Eliot draws on his own experiences of London to show the lack of direction and purpose, "the sense of drift and the heap of broken images."
T. S. Eliot

      We are much impressed by his characters and their gross selfishness and sensuality. There are city people, like Prufrock, Sweeney and Gerontion; they are representatives of corrupt, rotten and money-grabbing materialistic civilizations. Even the lovers in his poetry are greatly disillusioned on The Waste Land. Love degenerates into lust. It is a mere animal passion. The setting of his scenes is streets of big cities with all their ugliness and sting. According to Elizabeth Drew, "above all there are the smells, of steak in passage-ways, of stale beer, of cocktails and cigarettes, of dusty paper-flowers, of females in shuttered rooms."
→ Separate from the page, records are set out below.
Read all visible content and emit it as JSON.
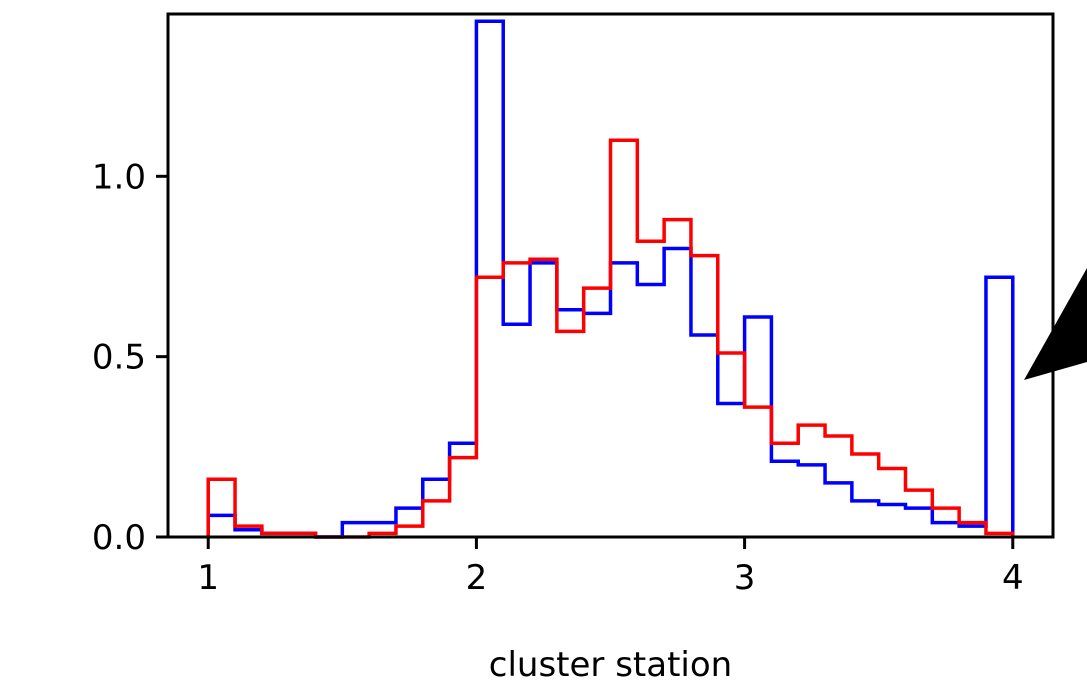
{
  "chart_data": {
    "type": "step-histogram",
    "title": "",
    "xlabel": "cluster station",
    "ylabel": "",
    "xlim": [
      0.85,
      4.15
    ],
    "ylim": [
      0,
      1.45
    ],
    "xticks": [
      1,
      2,
      3,
      4
    ],
    "xtick_labels": [
      "1",
      "2",
      "3",
      "4"
    ],
    "yticks": [
      0.0,
      0.5,
      1.0
    ],
    "ytick_labels": [
      "0.0",
      "0.5",
      "1.0"
    ],
    "grid": false,
    "bin_edges": [
      1.0,
      1.1,
      1.2,
      1.3,
      1.4,
      1.5,
      1.6,
      1.7,
      1.8,
      1.9,
      2.0,
      2.1,
      2.2,
      2.3,
      2.4,
      2.5,
      2.6,
      2.7,
      2.8,
      2.9,
      3.0,
      3.1,
      3.2,
      3.3,
      3.4,
      3.5,
      3.6,
      3.7,
      3.8,
      3.9,
      4.0
    ],
    "series": [
      {
        "color": "#0000ff",
        "values": [
          0.06,
          0.02,
          0.01,
          0.01,
          0.0,
          0.04,
          0.04,
          0.08,
          0.16,
          0.26,
          1.43,
          0.59,
          0.76,
          0.63,
          0.62,
          0.76,
          0.7,
          0.8,
          0.56,
          0.37,
          0.61,
          0.21,
          0.2,
          0.15,
          0.1,
          0.09,
          0.08,
          0.04,
          0.03,
          0.72
        ]
      },
      {
        "color": "#ff0000",
        "values": [
          0.16,
          0.03,
          0.01,
          0.01,
          0.0,
          0.0,
          0.01,
          0.03,
          0.1,
          0.22,
          0.72,
          0.76,
          0.77,
          0.57,
          0.69,
          1.1,
          0.82,
          0.88,
          0.78,
          0.51,
          0.36,
          0.26,
          0.31,
          0.28,
          0.23,
          0.19,
          0.13,
          0.08,
          0.04,
          0.01
        ]
      }
    ]
  },
  "annotation": {
    "type": "arrow",
    "color": "#000000"
  }
}
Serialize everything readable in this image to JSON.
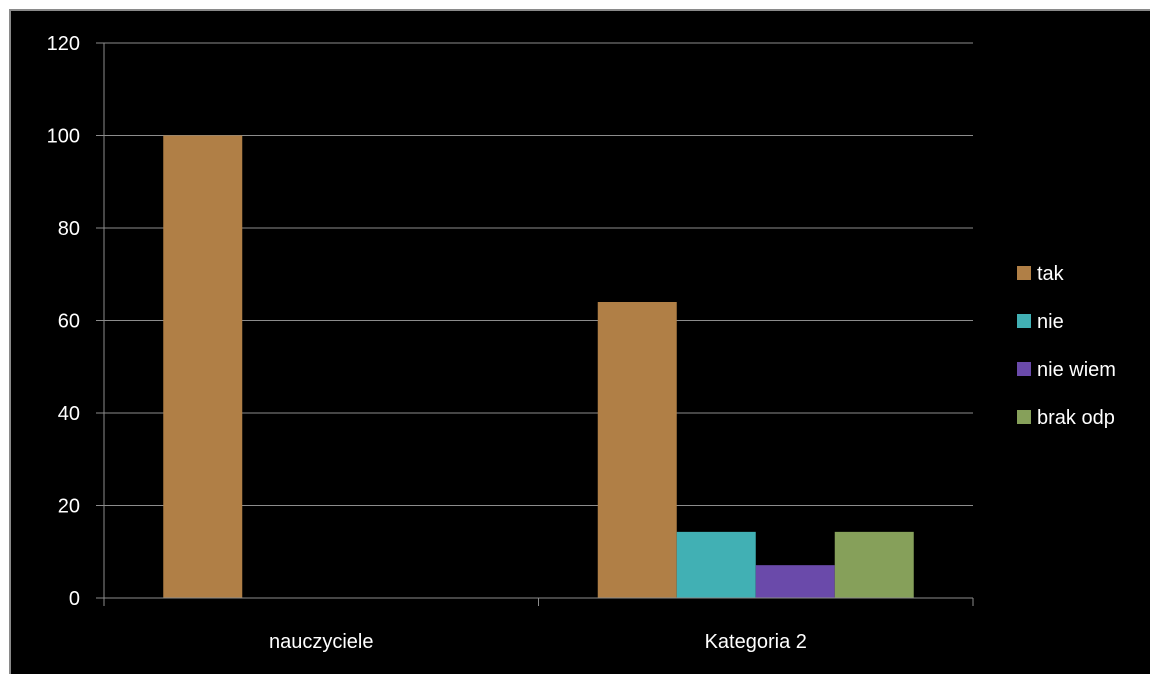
{
  "chart_data": {
    "type": "bar",
    "categories": [
      "nauczyciele",
      "Kategoria 2"
    ],
    "series": [
      {
        "name": "tak",
        "values": [
          100,
          64
        ],
        "color": "#b07f46"
      },
      {
        "name": "nie",
        "values": [
          0,
          14.3
        ],
        "color": "#41b0b4"
      },
      {
        "name": "nie wiem",
        "values": [
          0,
          7.1
        ],
        "color": "#6a4aaa"
      },
      {
        "name": "brak odp",
        "values": [
          0,
          14.3
        ],
        "color": "#86a05a"
      }
    ],
    "ylim": [
      0,
      120
    ],
    "yticks": [
      0,
      20,
      40,
      60,
      80,
      100,
      120
    ],
    "grid": true,
    "legend_position": "right",
    "colors": {
      "background": "#000000",
      "gridline": "#8c8c8c",
      "text": "#ffffff"
    }
  }
}
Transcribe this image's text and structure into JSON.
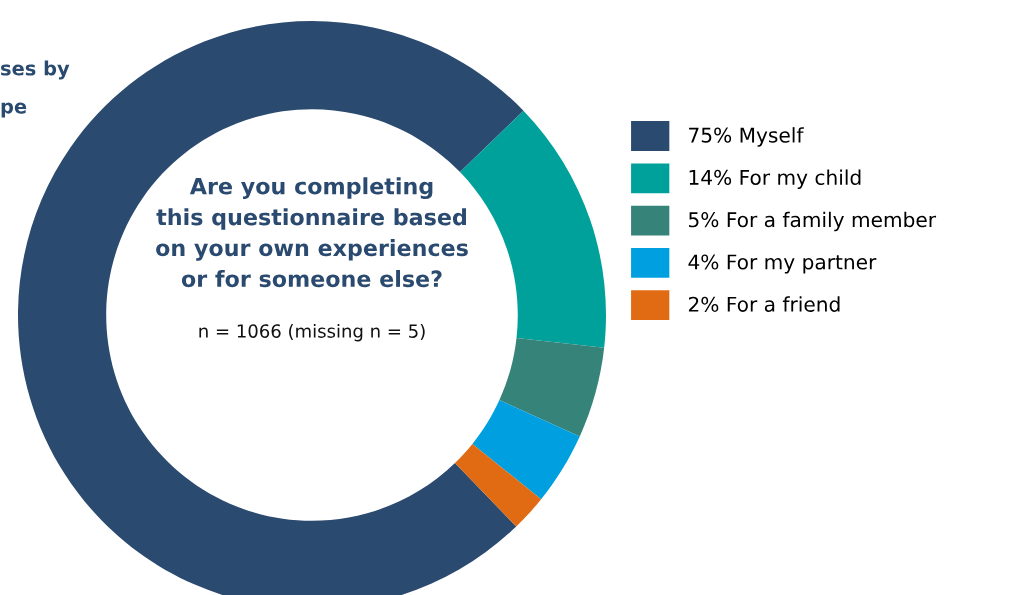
{
  "chart_data": {
    "type": "donut",
    "title": "Are you completing\nthis questionnaire based\non your own experiences\nor for someone else?",
    "subtitle": "n = 1066 (missing n = 5)",
    "annotations": [
      "ses by",
      "pe"
    ],
    "categories": [
      "75% Myself",
      "14% For my child",
      "5% For a family member",
      "4% For my partner",
      "2% For a friend"
    ],
    "values": [
      75,
      14,
      5,
      4,
      2
    ],
    "colors": [
      "#2b4a6f",
      "#00a19a",
      "#36837a",
      "#00a0e0",
      "#e06b12"
    ],
    "legend": "right"
  }
}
      The tragedy at the heart of city life lies in the "torturing impact of a modern city on the lonely individual." Eliot draws on his own experiences of London to show the lack of direction and purpose, "the sense of drift and the heap of broken images." The tragedy of typist girt in The Waste Land - like the taxi throbbing waiting - highlights the futility of modern life, yet this horrible picture is not without silver lining. Eliot is not pessimist. The Waste Land can be converted into a rose garden and hollow men, transformed into purposeful citizens. They are prepared to pay the prize. The prize is faith rather than spiritual efforts, a life of service and dedication for the common good. It is said that The Waste Land is Eliot's Inferno, his Ash Wednesday is his Purgatorio and his Four Quartets is Paradiso.